In Stewart L. Roark v. Credit One Bank, N.A., No. CV 16-173 (PAM/ECW), 2018 WL 5921652 (D. Minn. Nov. 13, 2018) Roark and Credit One brought cross summary judgment motions as to whether Credit One’s telephone system qualified as an ATDS.
The Court took a familiar path in granting summary judgment in favor of Credit One on the basis that there was no dispute that the equipment it used to call Roark was an ATDS. The Court first found that the D.C. Circuit not only overruled the 2015 FCC Ruling, but also overruled the 2003 and 2008 “rulings that determined that predictive dialers systems are autodialers.” It then considered the landscape of ATDS rulings out of our Circuit Courts and chose to follow Second Circuit’s opinion in King and Third Circuit’s opinion in Dominguez because they were “more persuasive” than the Ninth Circuit’s opinion in Marks. When combining the Second and Third Circuit’s holdings in those cases, the court found that an ATDS must have the “present capacity to generate random or sequential numbers to dial.” And because the court found summary judgment in favor of Credit One was warranted because “there is no evidence in the record that [Credit One’s systems] are presently used to generate and dial random or sequential numbers.”
The Court’s holding on this point is unique for a couple of reasons. It’s the first time a court outside of the Ninth Circuit has declined to follow Marks. But even better, it’s the first court to combine the “present capacity” holding in King, and the “random or sequential number generation” holding in Dominguez in formulating its own holding that equipment must have the “present capacity” (not just the “potential capacity”) to randomly or sequential generate numbers to be called. Fantastic stuff.
But it gets even better! While the Court’s holding resolved the ATDS claims, that still left claims relating to prerecorded messages left on Roark’s voicemail. There were a total of four at issue. In addressing this part of Roark’s claim, the Court started by recognizing that – following ACA Int’l – it had to “consider the reasonableness of the caller’s reliance on a prior number holder’s express consent,” to determine whether there was a TCPA violation in the case of a reassigned number. While this is clear enough in ACA Int’l, this is the first lower court to recognize that this is the proper analysis when considering reassigned number claims.

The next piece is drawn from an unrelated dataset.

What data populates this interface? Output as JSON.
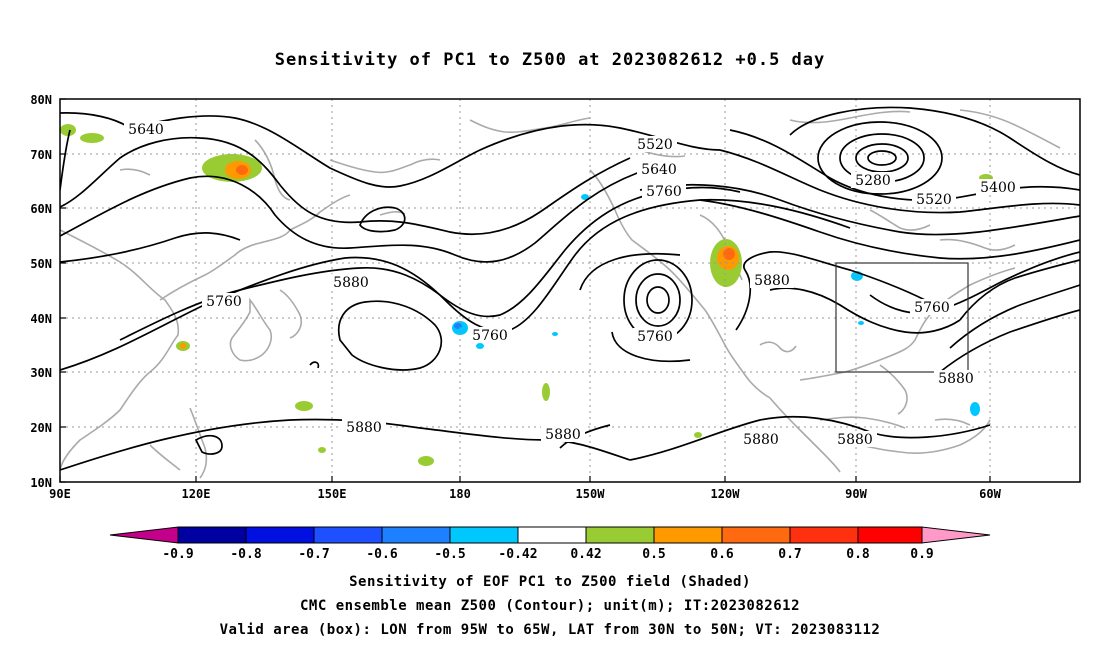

And in examining the record, the Court held that Credit One was reasonably relying on the consent of the prior subscriber based upon these facts:
(1) Credit One had the express consent to call the prior subscriber;
(2) Credit One had no reason to know that the phone number had been reassigned because:
(a) It received no notice from Roark of the reassignment; and
(b) The caller I.D. for the number still populated with the prior subscriber’s information.
Based upon these facts – which center on Credit One’s lack of notice of the reassignment – the Court held that “[i]t was reasonable for Credit One to rely on [the prior subscriber’s] prior express consent to call his number, and therefore summary judgment on this issue is proper.”
The Court’s holding in this respect is a major one, and helps bring some much needed common sense to the realm of reassigned numbers. Let’s hope that we see more courts follow suit in the future.